Com início das transmissões em rede nacional, candidatos apostam em alianças e produções robustas na TV para conquistar o público desiludido com a polarização, em um cenário onde meios tradicionais ainda superam o alcance das redes sociais pelo país
Em meio a uma corrida presidencial dominada pela intensidade dos embates digitais e pelo avanço de ferramentas de inteligência artificial, os candidatos ao Palácio do Planalto iniciaram na sexta-feira (28) a veiculação do horário eleitoral gratuito no rádio e na televisão em todo o país. A propaganda obrigatória, que se estenderá por 35 dias até 1º de outubro, entra no ar cercada de ceticismo sobre sua eficácia, mas especialistas apontam que o modelo tradicional segue decisivo para apresentar nomes, romper bolhas e conquistar a fatia de indecisos que pode definir o primeiro turno marcado para 4 de outubro.


A abertura da transmissão consolida uma vantagem estratégica para o presidente Luiz Inácio Lula da Silva (PT), que busca a reeleição e lidera as pesquisas de intenção de voto. O petista contará com 5 minutos e 31 segundos em cada bloco diário, fruto de uma ampla aliança que reúne PCdoB, PV, PDT, PSB, PSOL e Rede. O tempo supera em 1 minuto e 11 segundos a fatia destinada ao senador Flávio Bolsonaro (PL), seu principal adversário na disputa, que terá 4 minutos e 20 segundos ancorados no peso da bancada própria do PL na Câmara dos Deputados.


A distribuição dos minutos evidencia como a legislação eleitoral premia a articulação partidária e a força parlamentar: enquanto 10% da grade é repartida de forma igualitária entre as legendas que superaram a cláusula de desempenho, os 90% restantes obedecem à proporção de assentos conquistados em Brasília. Nessa divisão, o governador Ronaldo Caiado (PSD) assegurou 2 minutos e 2 segundos de tela, e Augusto Cury (Avante) terá apenas 35 segundos. Outros concorrentes, como Renan Santos (Missão) e Romeu Zema (Novo), ficaram sem espaço na propaganda em rede nacional por não cumprirem os requisitos legais de representatividade.
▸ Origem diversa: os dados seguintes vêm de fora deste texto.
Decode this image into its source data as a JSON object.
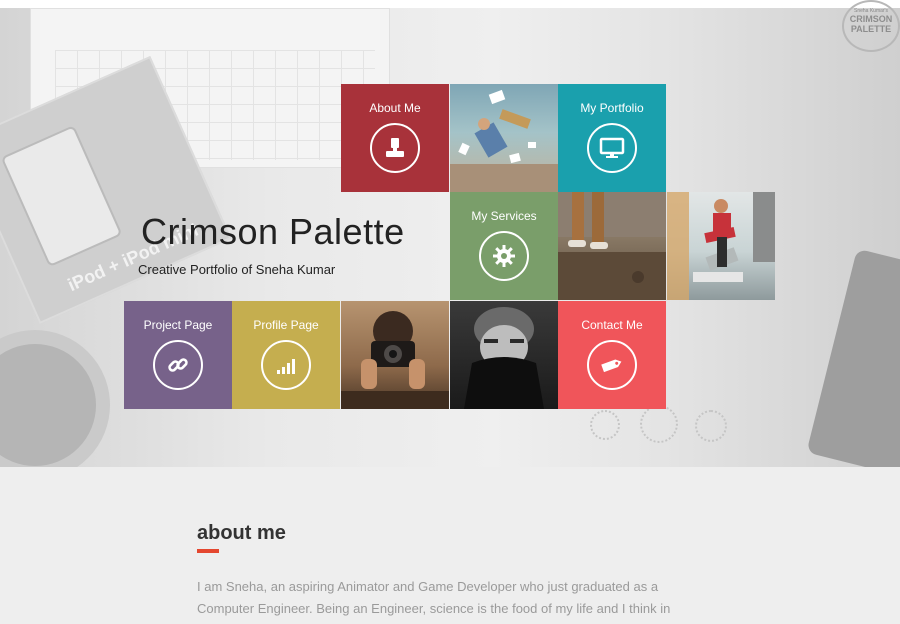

Apesar da percepção comum de que as plataformas digitais esvaziaram os meios eletrônicos convencionais, analistas ressaltam que o rádio e a TV continuam insubstituíveis na formação da opinião pública brasileira. O cientista político Jairo Nicolau, do CPDOC da FGV, adverte que a tese de supremacia irrestrita da internet ignora a realidade socioeconômica do país. Segundo ele, a ideia de que as redes sociais estabeleceram uma hegemonia total na comunicação com o eleitor não corresponde aos fatos, uma vez que o ambiente digital permanece marcado por profundas assimetrias de conectividade, concentrando-se em públicos mais jovens, escolarizados e de maior renda, enquanto a televisão preserva penetração capilarizada nos rincões do país.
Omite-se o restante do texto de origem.